Detroit Tigers – No. 77
- Outfielder / Coach
- Born: March 2, 1974 (age 52) Tucson, Arizona, U.S.
- Batted: RightThrew: Right

Professional debut
- MLB: April 26, 1999, for the Toronto Blue Jays
- NPB: May 29, 2001, for the Yokohama BayStars

Last appearance
- MLB: April 18, 2001, for the Seattle Mariners
- NPB: August 16, 2001, for the Yokohama BayStars

MLB statistics
- Batting average: .240
- Home runs: 0
- Runs batted in: 4

NPB statistics
- Batting average: .114
- Home runs: 1
- Runs batted in: 1
- Stats at Baseball Reference

Teams
- As player Toronto Blue Jays (1999); Seattle Mariners (2000–2001); Yokohama BayStars (2001); As coach Baltimore Orioles (2020–2025); Detroit Tigers (2026–present);

Medals
Men's baseball
Representing the United States
Olympic Games
| Gold medal – first place | 2000 Sydney | Team competition |

= Anthony Sanders =

American baseball player & coach (born 1974)

Anthony Marcus Sanders (born March 2, 1974) is an American professional baseball former outfielder and current coach. He currently serves as the first base coach for the Detroit Tigers of Major League Baseball (MLB). He played in MLB for the Toronto Blue Jays and Seattle Mariners, and in Nippon Professional Baseball (NPB) for the Yokohama BayStars.

==Career==
As a member of the United States national baseball team, Sanders won a gold medal at the 2000 Summer Olympics.
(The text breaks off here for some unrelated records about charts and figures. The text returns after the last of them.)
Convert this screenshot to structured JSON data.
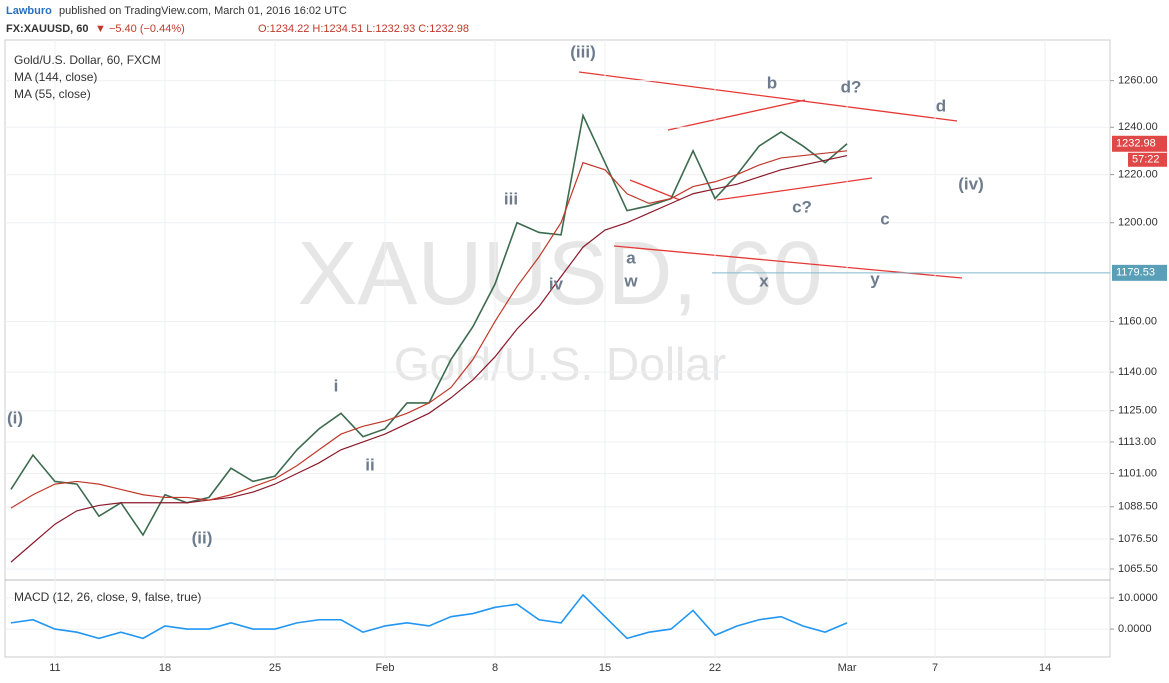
{
  "header": {
    "author": "Lawburo",
    "published": "published on TradingView.com, March 01, 2016 16:02 UTC",
    "symbol": "FX:XAUUSD, 60",
    "change": "▼ −5.40 (−0.44%)",
    "ohlc": "O:1234.22 H:1234.51 L:1232.93 C:1232.98"
  },
  "watermark": {
    "symbol": "XAUUSD, 60",
    "name": "Gold/U.S. Dollar"
  },
  "chart_data": [
    {
      "type": "line",
      "log_scale": true,
      "grid": true,
      "x": [
        -2,
        -1,
        0,
        1,
        2,
        3,
        4,
        5,
        6,
        7,
        8,
        9,
        10,
        11,
        12,
        13,
        14,
        15,
        16,
        17,
        18,
        19,
        20,
        21,
        22,
        23,
        24,
        25,
        26,
        27,
        28,
        29,
        30,
        31,
        32,
        33,
        34,
        35,
        36
      ],
      "xlim": [
        -2.27,
        47.95
      ],
      "xticks": [
        {
          "value": 0,
          "label": "11"
        },
        {
          "value": 5,
          "label": "18"
        },
        {
          "value": 10,
          "label": "25"
        },
        {
          "value": 15,
          "label": "Feb"
        },
        {
          "value": 20,
          "label": "8"
        },
        {
          "value": 25,
          "label": "15"
        },
        {
          "value": 30,
          "label": "22"
        },
        {
          "value": 36,
          "label": "Mar"
        },
        {
          "value": 40,
          "label": "7"
        },
        {
          "value": 45,
          "label": "14"
        }
      ],
      "ylim": [
        1062.2,
        1277.7
      ],
      "yticks": [
        {
          "value": 1260,
          "label": "1260.00"
        },
        {
          "value": 1240,
          "label": "1240.00"
        },
        {
          "value": 1220,
          "label": "1220.00"
        },
        {
          "value": 1200,
          "label": "1200.00"
        },
        {
          "value": 1160,
          "label": "1160.00"
        },
        {
          "value": 1140,
          "label": "1140.00"
        },
        {
          "value": 1125,
          "label": "1125.00"
        },
        {
          "value": 1113,
          "label": "1113.00"
        },
        {
          "value": 1101,
          "label": "1101.00"
        },
        {
          "value": 1088.5,
          "label": "1088.50"
        },
        {
          "value": 1076.5,
          "label": "1076.50"
        },
        {
          "value": 1065.5,
          "label": "1065.50"
        }
      ],
      "series": [
        {
          "name": "Gold/U.S. Dollar, 60, FXCM",
          "color": "#3d6b4f",
          "values": [
            1095,
            1108,
            1098,
            1097,
            1085,
            1090,
            1078,
            1093,
            1090,
            1092,
            1103,
            1098,
            1100,
            1110,
            1118,
            1124,
            1115,
            1118,
            1128,
            1128,
            1145,
            1158,
            1175,
            1200,
            1196,
            1195,
            1245,
            1225,
            1205,
            1207,
            1210,
            1230,
            1210,
            1220,
            1232,
            1238,
            1232,
            1225,
            1233
          ]
        },
        {
          "name": "MA (144, close)",
          "color": "#8b1a2b",
          "values": [
            1068,
            1075,
            1082,
            1087,
            1089,
            1090,
            1090,
            1090,
            1090,
            1091,
            1092,
            1094,
            1097,
            1101,
            1105,
            1110,
            1113,
            1116,
            1120,
            1124,
            1130,
            1137,
            1146,
            1157,
            1166,
            1178,
            1190,
            1197,
            1200,
            1204,
            1208,
            1212,
            1214,
            1216,
            1219,
            1222,
            1224,
            1226,
            1228
          ]
        },
        {
          "name": "MA (55, close)",
          "color": "#c0392b",
          "values": [
            1088,
            1093,
            1097,
            1098,
            1097,
            1095,
            1093,
            1092,
            1092,
            1091,
            1093,
            1096,
            1099,
            1104,
            1110,
            1116,
            1119,
            1121,
            1124,
            1128,
            1134,
            1145,
            1160,
            1174,
            1186,
            1200,
            1225,
            1222,
            1212,
            1208,
            1210,
            1215,
            1217,
            1220,
            1224,
            1227,
            1228,
            1229,
            1230
          ]
        }
      ],
      "last_price": {
        "value": 1232.98,
        "label": "1232.98",
        "countdown": "57:22"
      },
      "price_line": {
        "value": 1179.53,
        "label": "1179.53"
      },
      "annotations": [
        "(iii)",
        "b",
        "d?",
        "d",
        "(iv)",
        "iii",
        "c?",
        "c",
        "a",
        "w",
        "iv",
        "x",
        "y",
        "i",
        "(i)",
        "ii",
        "(ii)"
      ]
    },
    {
      "type": "line",
      "x": [
        -2,
        -1,
        0,
        1,
        2,
        3,
        4,
        5,
        6,
        7,
        8,
        9,
        10,
        11,
        12,
        13,
        14,
        15,
        16,
        17,
        18,
        19,
        20,
        21,
        22,
        23,
        24,
        25,
        26,
        27,
        28,
        29,
        30,
        31,
        32,
        33,
        34,
        35,
        36
      ],
      "xlim": [
        -2.27,
        47.95
      ],
      "ylim": [
        -9.0,
        14.2
      ],
      "yticks": [
        {
          "value": 10,
          "label": "10.0000"
        },
        {
          "value": 0,
          "label": "0.0000"
        }
      ],
      "series": [
        {
          "name": "MACD (12, 26, close, 9, false, true)",
          "color": "#2196f3",
          "values": [
            2,
            3,
            0,
            -1,
            -3,
            -1,
            -3,
            1,
            0,
            0,
            2,
            0,
            0,
            2,
            3,
            3,
            -1,
            1,
            2,
            1,
            4,
            5,
            7,
            8,
            3,
            2,
            11,
            4,
            -3,
            -1,
            0,
            6,
            -2,
            1,
            3,
            4,
            1,
            -1,
            2
          ]
        }
      ]
    }
  ]
}
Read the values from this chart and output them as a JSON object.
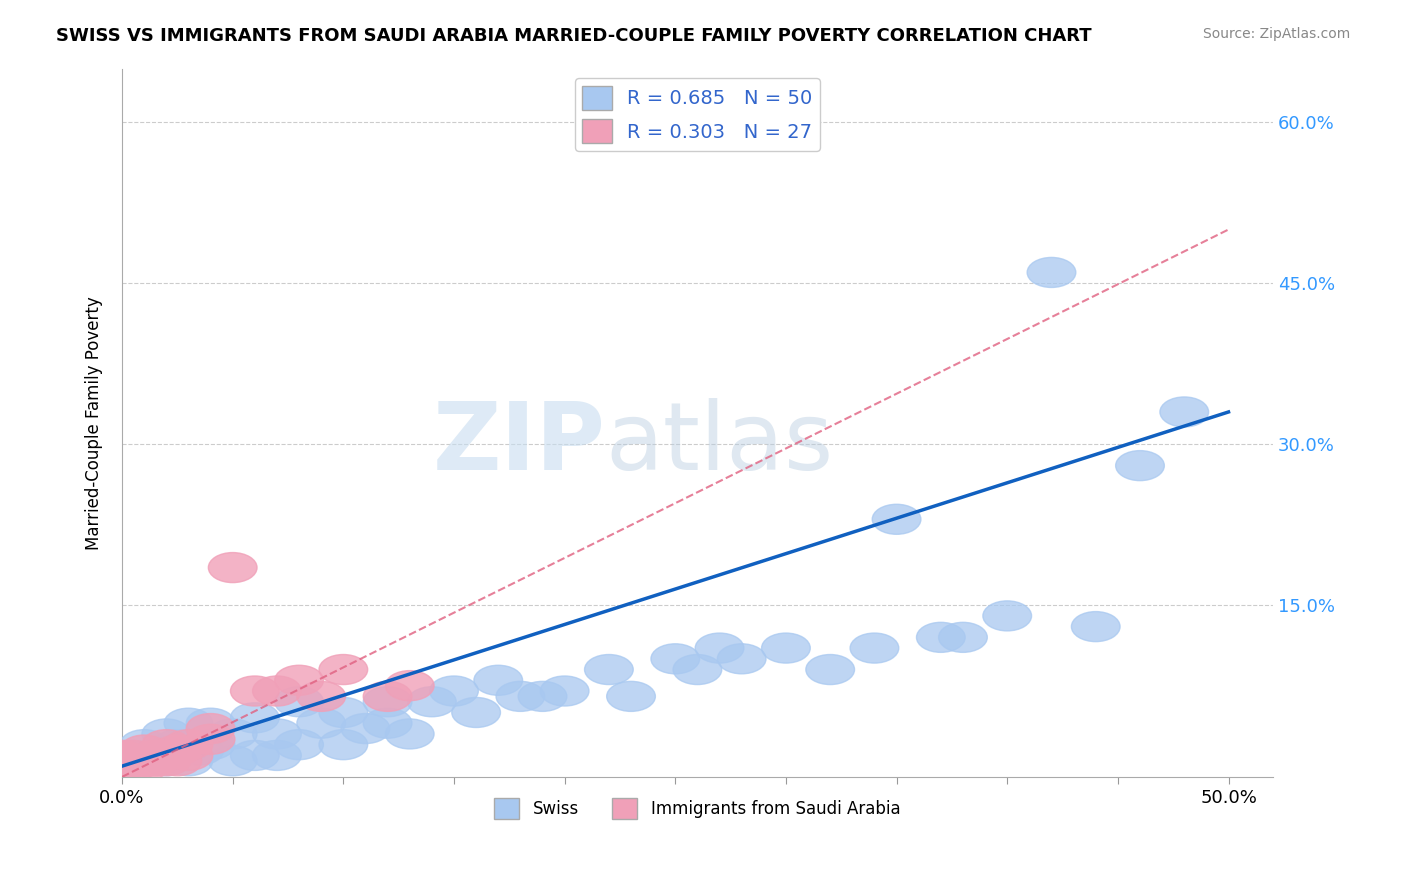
{
  "title": "SWISS VS IMMIGRANTS FROM SAUDI ARABIA MARRIED-COUPLE FAMILY POVERTY CORRELATION CHART",
  "source": "Source: ZipAtlas.com",
  "ylabel": "Married-Couple Family Poverty",
  "xlim": [
    0.0,
    0.52
  ],
  "ylim": [
    -0.01,
    0.65
  ],
  "ytick_positions": [
    0.0,
    0.15,
    0.3,
    0.45,
    0.6
  ],
  "ytick_labels": [
    "",
    "15.0%",
    "30.0%",
    "45.0%",
    "60.0%"
  ],
  "xticks": [
    0.0,
    0.05,
    0.1,
    0.15,
    0.2,
    0.25,
    0.3,
    0.35,
    0.4,
    0.45,
    0.5
  ],
  "legend_blue_label": "R = 0.685   N = 50",
  "legend_pink_label": "R = 0.303   N = 27",
  "blue_color": "#A8C8F0",
  "pink_color": "#F0A0B8",
  "blue_line_color": "#1060C0",
  "pink_line_color": "#E06080",
  "watermark_color": "#D0E4F4",
  "blue_scatter_x": [
    0.005,
    0.01,
    0.015,
    0.02,
    0.02,
    0.025,
    0.03,
    0.03,
    0.035,
    0.04,
    0.04,
    0.05,
    0.05,
    0.06,
    0.06,
    0.07,
    0.07,
    0.08,
    0.08,
    0.09,
    0.1,
    0.1,
    0.11,
    0.12,
    0.12,
    0.13,
    0.14,
    0.15,
    0.16,
    0.17,
    0.18,
    0.19,
    0.2,
    0.22,
    0.23,
    0.25,
    0.26,
    0.27,
    0.28,
    0.3,
    0.32,
    0.34,
    0.35,
    0.37,
    0.38,
    0.4,
    0.42,
    0.44,
    0.46,
    0.48
  ],
  "blue_scatter_y": [
    0.01,
    0.02,
    0.01,
    0.03,
    0.005,
    0.02,
    0.005,
    0.04,
    0.015,
    0.02,
    0.04,
    0.005,
    0.03,
    0.01,
    0.045,
    0.01,
    0.03,
    0.02,
    0.06,
    0.04,
    0.02,
    0.05,
    0.035,
    0.04,
    0.06,
    0.03,
    0.06,
    0.07,
    0.05,
    0.08,
    0.065,
    0.065,
    0.07,
    0.09,
    0.065,
    0.1,
    0.09,
    0.11,
    0.1,
    0.11,
    0.09,
    0.11,
    0.23,
    0.12,
    0.12,
    0.14,
    0.46,
    0.13,
    0.28,
    0.33
  ],
  "pink_scatter_x": [
    0.0,
    0.0,
    0.0,
    0.005,
    0.005,
    0.005,
    0.01,
    0.01,
    0.01,
    0.015,
    0.015,
    0.02,
    0.02,
    0.025,
    0.025,
    0.03,
    0.03,
    0.04,
    0.04,
    0.05,
    0.06,
    0.07,
    0.08,
    0.09,
    0.1,
    0.12,
    0.13
  ],
  "pink_scatter_y": [
    0.0,
    0.005,
    0.01,
    0.0,
    0.005,
    0.01,
    0.0,
    0.005,
    0.015,
    0.005,
    0.01,
    0.005,
    0.02,
    0.005,
    0.015,
    0.01,
    0.02,
    0.025,
    0.035,
    0.185,
    0.07,
    0.07,
    0.08,
    0.065,
    0.09,
    0.065,
    0.075
  ],
  "blue_regline": [
    0.0,
    0.0,
    0.5,
    0.33
  ],
  "pink_regline": [
    0.0,
    -0.01,
    0.5,
    0.5
  ],
  "background_color": "#FFFFFF",
  "grid_color": "#CCCCCC"
}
In 1997, Sanders' wife was killed in a skiing accident. He joined the Colorado Rockies organization as the Tri-City ValleyCats hitting coach in 2007, and served in that role through 2012. In 2013, Sanders was promoted to manager of the Grand Junction Rockies of the Rookie-level Pioneer League, and was named the circuit's 2014 manager of the year. He spent the 2013 through 2015 seasons as the Grand Junction manager. Sanders served as the supervisor with the High-A Lancaster JetHawks in 2016 and 2017. In the latter of those two seasons, the JetHawks achieved 326 stolen bases, with at least 30 each from six of its players including Garrett Hampson, Sam Hilliard and Yonathan Daza. In 2018 and 2019, Sanders served as the Rockies outfield and baserunning coordinator.

Sanders was named the Baltimore Orioles first base coach following the 2019 season.

On November 5, 2025, the Detroit Tigers hired Sanders to serve as the team's first base coach.